И хлопнув вдруг себя ладошкою по лбу, сестра Калинина вскрикнула:
— Батюшки, у меня, наверно, начинается склероз сосудов: все-все стала забывать! Ведь я же за вами, Ксенечка. Владим Владимыч вас к себе просит.
23
Инфаркт
Он сам поставил себе диагноз: инфаркт миокарда, — сам отдал соответствующие распоряжения. Со всеми предосторожностями его подняли, перенесли в кабинет, уложили на койку. В этот же вечер опытнейшие врачи города устроили консилиум. Старик не терпел медицинских мудрствований. Совещались заочно, а потом самый уважаемый из них пришел к больному сообщить назначение консилиума. Владим Владимыч лежал под одеялом, грузный, неподвижный, весь как-то сразу оплывший. Только черные глаза с белками кофейного оттенка, казалось одни и жили на восковом, одутловатом лице. Но как они жили, эти глаза! Они встретили посланца консилиума озорным, насмешливым блеском. Они сделали ему знак: наклонись!
— Покой, да? — хрипло, как бы спотыкаясь посредине слов, зашептали толстые потрескавшиеся губы. — Никаких волнений?.. Ничего, что может встревожить? Так?.. Полная изоляция от любых раздражителей?
— Да, так, и нечего тут иронизировать, неистовый ты человек, — ответил посланец консилиума, поеживаясь под насмешливым взглядом больного.
Черные глаза опять сделали знак наклониться.
— К чертовой матери, слышишь? Покой — это на кладбище. Унесете отсюда — подохну. Сразу подохну. Так и знайте, на зло вам, колдунам.
Его оставили лежать тут же, в кабинете. По утрам ему по-прежнему докладывали о госпитальных делах. Иногда знаками, иногда шепотом он отдавал распоряжения.
Ксения Степановна, разумеется, обо всем этом уже знала. Знала и о том, что в той части коридора, куда выходила дверь из кабинета Владим Владимыча, сам собой установился особый режим. Даже наиболее яростные бунтовщики против госпитальных порядков здесь говорили шепотом. Раненые, которым приходилось ходить мимо кабинета на электризацию, обматывали марлей концы костылей. Удивительно ли, что, открывая обитую дерматином дверь, прядильщица волновалась!
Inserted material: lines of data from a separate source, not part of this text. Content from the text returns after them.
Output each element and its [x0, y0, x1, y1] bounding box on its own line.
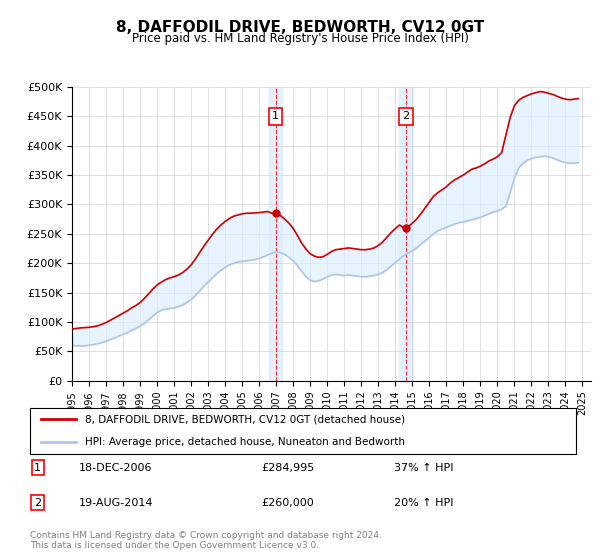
Text: 19-AUG-2014: 19-AUG-2014	[79, 498, 154, 507]
Text: 18-DEC-2006: 18-DEC-2006	[79, 463, 152, 473]
Text: 20% ↑ HPI: 20% ↑ HPI	[394, 498, 454, 507]
Text: £284,995: £284,995	[262, 463, 314, 473]
Text: 8, DAFFODIL DRIVE, BEDWORTH, CV12 0GT (detached house): 8, DAFFODIL DRIVE, BEDWORTH, CV12 0GT (d…	[85, 414, 405, 424]
Text: HPI: Average price, detached house, Nuneaton and Bedworth: HPI: Average price, detached house, Nune…	[85, 437, 404, 447]
Text: 2: 2	[403, 111, 410, 121]
FancyBboxPatch shape	[30, 408, 576, 454]
Bar	[399, 87, 413, 381]
Text: Contains HM Land Registry data © Crown copyright and database right 2024.
This d: Contains HM Land Registry data © Crown c…	[30, 531, 382, 550]
Text: 2: 2	[34, 498, 41, 507]
Text: £260,000: £260,000	[262, 498, 314, 507]
Text: 37% ↑ HPI: 37% ↑ HPI	[394, 463, 454, 473]
Text: 1: 1	[272, 111, 279, 121]
Bar	[269, 87, 283, 381]
Text: 1: 1	[34, 463, 41, 473]
Text: 8, DAFFODIL DRIVE, BEDWORTH, CV12 0GT: 8, DAFFODIL DRIVE, BEDWORTH, CV12 0GT	[116, 20, 484, 35]
Text: Price paid vs. HM Land Registry's House Price Index (HPI): Price paid vs. HM Land Registry's House …	[131, 32, 469, 45]
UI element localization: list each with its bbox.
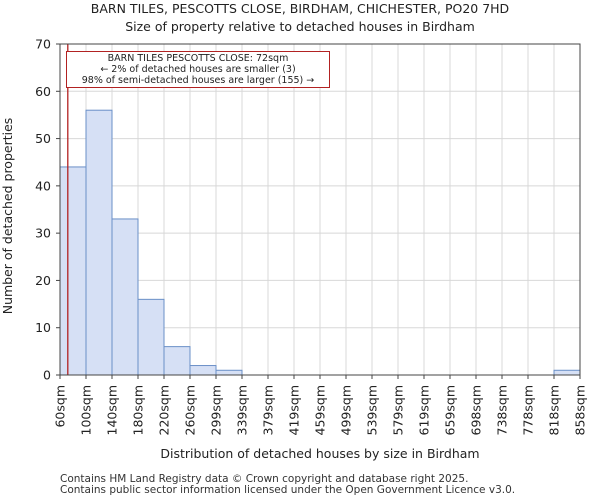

Кабинет был освещен затененной лампой, и ей сразу бросились в глаза пухлые, все в темных конопушках старческие руки, лежавшие поверх одеяла, и лишь потом — восковое лицо.
— Здравствуй… Советская власть, — тихо произнес хрипловатый голос.
— Не шевелитесь, не шевелитесь! — прошептала Ксения Степановна, видя, что Владим Вла-димыч делает попытку подняться на локте. На неподвижном лице появилась тень самодовольной улыбки.
— Ничего, теперь… можно. Даже Володька Шмелев… известный перестраховщик и трус… разрешил… «ограниченные движения»… Ограниченные движения! Ты слыхала… как надо мной… издеваются! Я его из паршивых практикантишек… в какие врача… вытащил. В светила, подлец, лезет, а мне… «ограниченные движения».